The virtual filesystem is mounted at /tmp/mnt, so we need to go there in order to be able to explore the filesystem
cd /tmp/mnt/
Initially, there will be nothing there in the directory. To make the virtual FS visible, we need to list its contents
ls
And we can do the same on its subdirectories etc... until we find the files we are looking for
cd EGAD00001003338/
ls
For more information, see the original docs.
Supposing we want to have a quick peek at the files available to us. We can use bcftools to explore BCF and VCF files. First, lets find a good example file. We're looking for a .vcf file.
bcftools view <filename>
If you want to copy a file to your local machine, you can do this with
cp <filename> /app/data/
This will locate the file in the /data/ directory outside of the container.
To explore the data, we need to use the python client. So to fire this up we run
sudo docker-compose run ega_download bash
Full documentation for the python client can be found here
Before we begin, lets introduce ourselves to the client and make sure that it was installed successfully.
pyega3 -h
Now, lets list all the files that are available in the test dataset EGAD00001003338
pyega3 files EGAD00001003338
Note that datasets have a name encoded by EGSD.....
Now, lets have a look inside that dataset and a describe a file.
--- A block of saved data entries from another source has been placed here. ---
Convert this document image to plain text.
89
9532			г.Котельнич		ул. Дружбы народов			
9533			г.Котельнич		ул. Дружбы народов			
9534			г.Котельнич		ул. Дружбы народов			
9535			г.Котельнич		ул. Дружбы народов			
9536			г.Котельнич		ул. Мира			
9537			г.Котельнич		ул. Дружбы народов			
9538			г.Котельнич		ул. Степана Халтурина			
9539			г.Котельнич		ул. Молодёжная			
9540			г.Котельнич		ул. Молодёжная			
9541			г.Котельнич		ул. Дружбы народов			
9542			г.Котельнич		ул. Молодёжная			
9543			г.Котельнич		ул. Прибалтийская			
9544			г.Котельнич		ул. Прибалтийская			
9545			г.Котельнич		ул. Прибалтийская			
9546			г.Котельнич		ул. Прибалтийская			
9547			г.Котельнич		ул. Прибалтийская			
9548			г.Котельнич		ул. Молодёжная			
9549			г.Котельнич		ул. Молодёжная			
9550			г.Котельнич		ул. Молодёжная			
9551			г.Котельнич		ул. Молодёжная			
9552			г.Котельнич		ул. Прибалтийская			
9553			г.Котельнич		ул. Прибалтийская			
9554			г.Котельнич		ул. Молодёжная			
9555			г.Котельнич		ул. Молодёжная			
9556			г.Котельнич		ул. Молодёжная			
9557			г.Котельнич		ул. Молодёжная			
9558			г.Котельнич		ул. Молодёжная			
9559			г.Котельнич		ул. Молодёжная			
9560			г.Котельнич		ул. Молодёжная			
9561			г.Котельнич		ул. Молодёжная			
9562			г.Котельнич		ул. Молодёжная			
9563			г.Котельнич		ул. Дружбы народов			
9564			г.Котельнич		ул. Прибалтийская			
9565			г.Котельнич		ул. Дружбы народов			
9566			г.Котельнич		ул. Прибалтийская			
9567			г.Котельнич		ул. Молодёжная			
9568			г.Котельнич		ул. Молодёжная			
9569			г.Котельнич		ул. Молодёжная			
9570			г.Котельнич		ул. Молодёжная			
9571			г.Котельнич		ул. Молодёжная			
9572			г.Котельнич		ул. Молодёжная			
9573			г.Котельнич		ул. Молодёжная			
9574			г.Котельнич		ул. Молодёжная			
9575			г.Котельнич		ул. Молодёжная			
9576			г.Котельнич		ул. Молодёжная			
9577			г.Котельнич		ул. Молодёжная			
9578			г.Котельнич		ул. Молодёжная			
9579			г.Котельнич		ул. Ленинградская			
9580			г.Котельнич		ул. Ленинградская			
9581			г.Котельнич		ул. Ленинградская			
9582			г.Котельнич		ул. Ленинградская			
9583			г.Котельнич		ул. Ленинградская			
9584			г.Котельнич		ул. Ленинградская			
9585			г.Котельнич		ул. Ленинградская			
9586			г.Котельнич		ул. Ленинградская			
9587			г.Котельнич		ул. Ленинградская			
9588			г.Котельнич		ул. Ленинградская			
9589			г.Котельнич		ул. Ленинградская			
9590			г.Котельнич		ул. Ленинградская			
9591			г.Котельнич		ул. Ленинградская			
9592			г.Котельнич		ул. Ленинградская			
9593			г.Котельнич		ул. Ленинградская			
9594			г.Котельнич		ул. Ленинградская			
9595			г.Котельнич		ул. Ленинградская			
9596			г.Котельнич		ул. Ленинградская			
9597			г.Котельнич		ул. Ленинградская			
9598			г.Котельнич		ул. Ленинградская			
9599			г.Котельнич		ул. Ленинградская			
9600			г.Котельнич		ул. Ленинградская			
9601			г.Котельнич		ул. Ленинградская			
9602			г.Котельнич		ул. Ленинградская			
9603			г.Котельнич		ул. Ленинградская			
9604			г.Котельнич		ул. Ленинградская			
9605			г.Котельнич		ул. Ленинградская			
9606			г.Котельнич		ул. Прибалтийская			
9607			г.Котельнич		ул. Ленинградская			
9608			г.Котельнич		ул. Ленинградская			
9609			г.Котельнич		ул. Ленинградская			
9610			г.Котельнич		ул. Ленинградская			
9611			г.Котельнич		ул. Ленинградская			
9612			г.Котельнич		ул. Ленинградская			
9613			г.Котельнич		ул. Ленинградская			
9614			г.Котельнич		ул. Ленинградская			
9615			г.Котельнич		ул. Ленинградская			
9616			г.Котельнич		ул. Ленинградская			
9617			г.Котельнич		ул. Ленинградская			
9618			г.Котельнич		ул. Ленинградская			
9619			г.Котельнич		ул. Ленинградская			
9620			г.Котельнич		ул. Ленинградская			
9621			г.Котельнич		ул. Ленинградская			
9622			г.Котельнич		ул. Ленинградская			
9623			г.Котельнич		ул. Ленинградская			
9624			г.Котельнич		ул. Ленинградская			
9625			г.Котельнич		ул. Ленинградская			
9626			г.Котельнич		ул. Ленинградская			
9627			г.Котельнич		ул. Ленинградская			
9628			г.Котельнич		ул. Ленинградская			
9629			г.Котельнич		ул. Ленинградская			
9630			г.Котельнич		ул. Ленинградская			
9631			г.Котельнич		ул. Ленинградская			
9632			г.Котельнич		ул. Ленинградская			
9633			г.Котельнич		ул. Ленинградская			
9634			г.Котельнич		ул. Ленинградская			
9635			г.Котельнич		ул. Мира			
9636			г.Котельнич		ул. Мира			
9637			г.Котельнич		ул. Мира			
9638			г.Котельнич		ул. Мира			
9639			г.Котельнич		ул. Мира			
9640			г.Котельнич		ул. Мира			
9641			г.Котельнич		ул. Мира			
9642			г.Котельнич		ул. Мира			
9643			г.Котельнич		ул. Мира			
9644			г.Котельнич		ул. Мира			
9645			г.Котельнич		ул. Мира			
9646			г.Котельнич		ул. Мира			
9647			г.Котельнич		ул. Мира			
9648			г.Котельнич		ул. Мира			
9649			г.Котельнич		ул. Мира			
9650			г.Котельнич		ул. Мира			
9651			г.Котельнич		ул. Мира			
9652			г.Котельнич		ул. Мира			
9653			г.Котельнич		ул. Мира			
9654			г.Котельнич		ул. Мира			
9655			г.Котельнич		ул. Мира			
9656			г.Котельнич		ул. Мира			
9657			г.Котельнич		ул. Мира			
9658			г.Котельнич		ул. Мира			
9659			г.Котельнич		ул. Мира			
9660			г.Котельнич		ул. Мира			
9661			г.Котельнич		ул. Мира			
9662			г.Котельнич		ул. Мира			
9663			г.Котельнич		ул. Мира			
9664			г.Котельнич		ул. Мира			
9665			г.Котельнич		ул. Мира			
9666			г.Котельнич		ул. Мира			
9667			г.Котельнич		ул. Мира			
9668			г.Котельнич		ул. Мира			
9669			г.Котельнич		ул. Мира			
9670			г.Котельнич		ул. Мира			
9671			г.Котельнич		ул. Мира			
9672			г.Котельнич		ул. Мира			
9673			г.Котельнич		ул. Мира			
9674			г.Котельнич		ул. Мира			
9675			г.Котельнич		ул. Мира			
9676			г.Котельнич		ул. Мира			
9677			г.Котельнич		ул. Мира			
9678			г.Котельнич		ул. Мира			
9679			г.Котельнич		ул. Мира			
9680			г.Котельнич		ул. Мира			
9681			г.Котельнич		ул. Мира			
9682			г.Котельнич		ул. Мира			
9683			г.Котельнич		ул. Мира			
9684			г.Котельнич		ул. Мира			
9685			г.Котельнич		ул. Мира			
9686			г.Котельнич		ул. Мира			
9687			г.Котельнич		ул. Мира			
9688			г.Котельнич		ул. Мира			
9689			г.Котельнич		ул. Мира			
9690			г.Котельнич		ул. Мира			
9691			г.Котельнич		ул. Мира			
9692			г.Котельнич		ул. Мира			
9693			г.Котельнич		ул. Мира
First, lets save the description in a file for us to parse.
pyega3 files EGAD00001003338 2>&1 | tee data/md5sums.txt
Then lets checkout one row of data.
echo -e
grep "File ID" data/md5sums.txt
grep "EGAF00001753752" data/md5sums.txt
Here, we can see the file ID, the filesize, its name and its checksum.
Now, to do some analysis you will probably want to download a file. Supposing we want to download the file EGAF00005007330. To do that run the command
pyega3 -c 5 fetch EGAF00005007330 --output-dir ./data
Note the -c flag tells the client how many connections we want to make. The --output-dir flag specifies the directory where we would like to save our data. This will resolve to /data in the project root, outside of the container.